Wild fish live much better quality of life which means their meat is valued much higher than their farmed counterparts, but their slaughter is just as inhumane. Long lines off the back of fishing boats hook the likes of swordfish and yellowfin tuna, weighing hundreds of kilos, they struggle for hours trying to escape before they are hauled into the boat and struck with pickaxes.


Gill nets, are left drifting into the sea, the top attached to floats, the bottom weighted down. Fish swim in and are caught into the net, they may struggle so violently they injure themselves and bleed to death. Others swim in and, unable to swim out, they remain trapped for days. When the boat returns and hauls the gill net in, fish often suffocate on the deck of the boat.


Finally, ocean trawlers drag along the bottom of the sea. Fish captured in these nets are dragged around for hours, pushed against the wall of the net as shown in the picture above.
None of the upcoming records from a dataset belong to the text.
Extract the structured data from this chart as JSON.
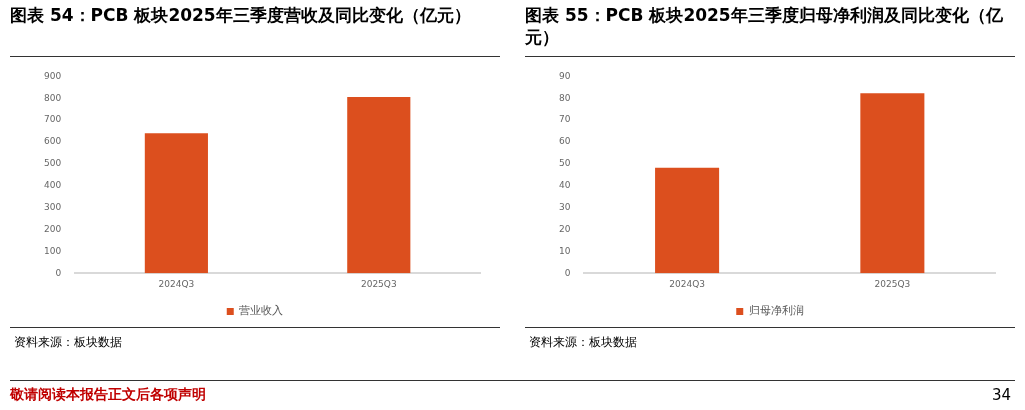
{
  "chart_data": [
    {
      "type": "bar",
      "title": "图表 54：PCB 板块2025年三季度营收及同比变化（亿元）",
      "categories": [
        "2024Q3",
        "2025Q3"
      ],
      "series": [
        {
          "name": "营业收入",
          "color": "#dc4f1e",
          "values": [
            640,
            806
          ]
        }
      ],
      "ylim": [
        0,
        900
      ],
      "yticks": [
        0,
        100,
        200,
        300,
        400,
        500,
        600,
        700,
        800,
        900
      ],
      "grid": false,
      "legend": "bottom",
      "annotations": [
        "资料来源：板块数据",
        "敬请阅读本报告正文后各项声明"
      ]
    },
    {
      "type": "bar",
      "title": "图表 55：PCB 板块2025年三季度归母净利润及同比变化（亿元）",
      "categories": [
        "2024Q3",
        "2025Q3"
      ],
      "series": [
        {
          "name": "归母净利润",
          "color": "#dc4f1e",
          "values": [
            48.2,
            82.3
          ]
        }
      ],
      "ylim": [
        0,
        90
      ],
      "yticks": [
        0,
        10,
        20,
        30,
        40,
        50,
        60,
        70,
        80,
        90
      ],
      "grid": false,
      "legend": "bottom",
      "annotations": [
        "资料来源：板块数据",
        "34"
      ]
    }
  ]
}
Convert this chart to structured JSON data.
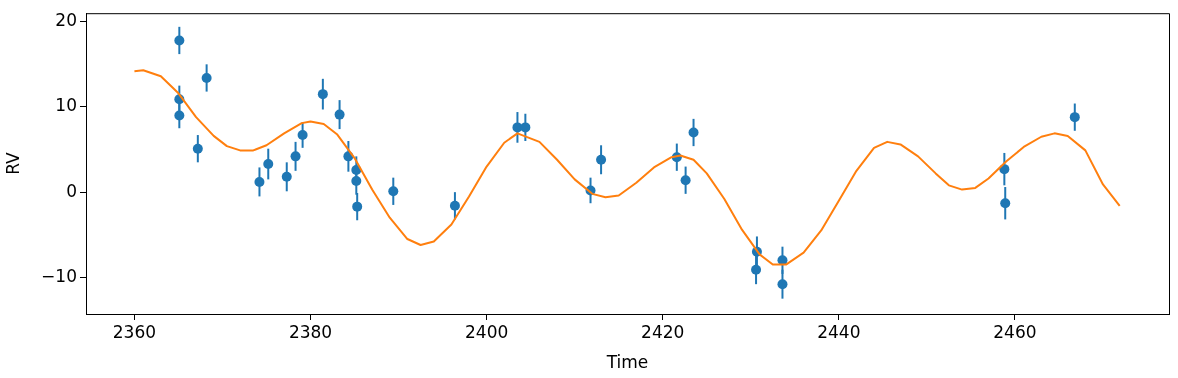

Their scales may be ground off in this process and if they survive this ordeal, those that live in deep waters may die of decompression, their swim bladders ruptured, their stomachs forced out of their mouths and their eyes bulging out of their sockets. They may be cut up alive on factory ships.

“There is no fundamental difference between man and animals in their ability to feel pleasure and pain, happiness, and misery” – Charles Darwin

Enjoy the ocean, protect the fish from harm.